Не до конца мне понятное, сдерживаемое с трудом отчаяние словно бы росло в ней, ширилось, вот-вот готовое взорваться истерикой. Я видел это по ее ярко, сухо блестящим глазам, по резко, безжизненно побелевшей коже смуглых щек.
— Не надо, не надо, не надо. — Я пытался заговорить ее, как ребенка, троекратно возвращая ей эту ее же бессмысленную, ничего не означающую фразу. — Не надо, мы все для тебя сделаем.
— Кто «мы»?
— Я и Борька.
Она усмехнулась и, успокаиваясь, тихо сказала:
— Да… вы хорошие, но при чем тут вы?
Моя широкая клетчатая рубашка сидела на ней как хитон, щедро открывала загорелую нежную шею, начало высокой груди…
Она стояла босиком, нежно, легко поставив на пыльном полу маленькие, аккуратно вырезанные загорелые ступни, и я мгновенно забыл о роли друга-хранителя, обо всем на свете и притянул ее к себе.
Целуя ее, я слышал тихое, приглушенное: «Не надо, нехорошо так».
Но я уже не знал, что хорошо, а что нет, уже другая сила управляла мной.
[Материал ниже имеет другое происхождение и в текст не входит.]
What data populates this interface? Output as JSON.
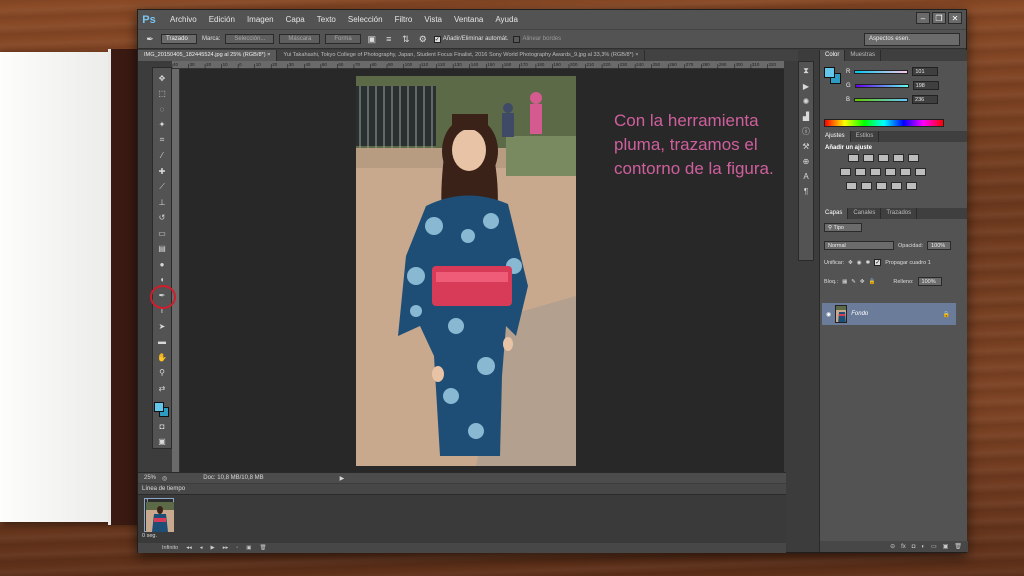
{
  "app": {
    "logo": "Ps",
    "menu": [
      "Archivo",
      "Edición",
      "Imagen",
      "Capa",
      "Texto",
      "Selección",
      "Filtro",
      "Vista",
      "Ventana",
      "Ayuda"
    ],
    "window_controls": [
      "minimize-icon",
      "restore-icon",
      "close-icon"
    ]
  },
  "options": {
    "tool_mode": "Trazado",
    "marca_label": "Marca:",
    "seleccion": "Selección...",
    "mascara": "Máscara",
    "forma": "Forma",
    "auto_add": "Añadir/Eliminar automát.",
    "align_edges": "Alinear bordes",
    "workspace": "Aspectos esen."
  },
  "tabs": [
    {
      "label": "IMG_20150405_182445524.jpg al 25% (RGB/8*)",
      "active": true
    },
    {
      "label": "Yui Takahashi, Tokyo College of Photography, Japan, Student Focus Finalist, 2016 Sony World Photography Awards_9.jpg al 33,3% (RGB/8*)",
      "active": false
    }
  ],
  "ruler_ticks": [
    "40",
    "30",
    "20",
    "10",
    "0",
    "10",
    "20",
    "30",
    "40",
    "50",
    "60",
    "70",
    "80",
    "90",
    "100",
    "110",
    "120",
    "130",
    "140",
    "150",
    "160",
    "170",
    "180",
    "190",
    "200",
    "210",
    "220",
    "230",
    "240",
    "250",
    "260",
    "270",
    "280",
    "290",
    "300",
    "310",
    "320"
  ],
  "canvas_text": "Con la herramienta pluma, trazamos el contorno de la figura.",
  "status": {
    "zoom": "25%",
    "doc": "Doc: 10,8 MB/10,8 MB"
  },
  "timeline": {
    "title": "Línea de tiempo",
    "frame_number": "1",
    "frame_delay": "0 seg.",
    "loop": "Infinito"
  },
  "color_panel": {
    "tabs": [
      "Color",
      "Muestras"
    ],
    "r_label": "R",
    "r_value": "101",
    "g_label": "G",
    "g_value": "198",
    "b_label": "B",
    "b_value": "236",
    "fg_color": "#65c6ec",
    "bg_color": "#2d9bc2"
  },
  "adjust_panel": {
    "tabs": [
      "Ajustes",
      "Estilos"
    ],
    "title": "Añadir un ajuste"
  },
  "layers_panel": {
    "tabs": [
      "Capas",
      "Canales",
      "Trazados"
    ],
    "filter": "Tipo",
    "blend_mode": "Normal",
    "opacity_label": "Opacidad:",
    "opacity_value": "100%",
    "unify_label": "Unificar:",
    "propagate": "Propagar cuadro 1",
    "lock_label": "Bloq.:",
    "fill_label": "Relleno:",
    "fill_value": "100%",
    "layer_name": "Fondo"
  },
  "accent_colors": {
    "ps_blue": "#7ac4f0",
    "highlight_red": "#d01c2b",
    "text_pink": "#cf5f9d",
    "layer_selected": "#6a7c99"
  }
}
Подсознательно я чувствовал: моя нежность, страсть не захватывают ее, не передаются ей, она мертвая, чужая, это только натиск, который она терпит, но в конце концов оттолкнет, убежит… А может, и хуже. Может, и оскорбит меня. Но я уже ничего не мог с собой поделать.
Она не оттолкнула. Она была безучастна и странно податлива.
— Что ты творишь? — тихо и как-то обреченно сказала она. — Ты же не любишь меня.
— Люблю, — счастливо, уверенно не то прошептал, не то выкрикнул я.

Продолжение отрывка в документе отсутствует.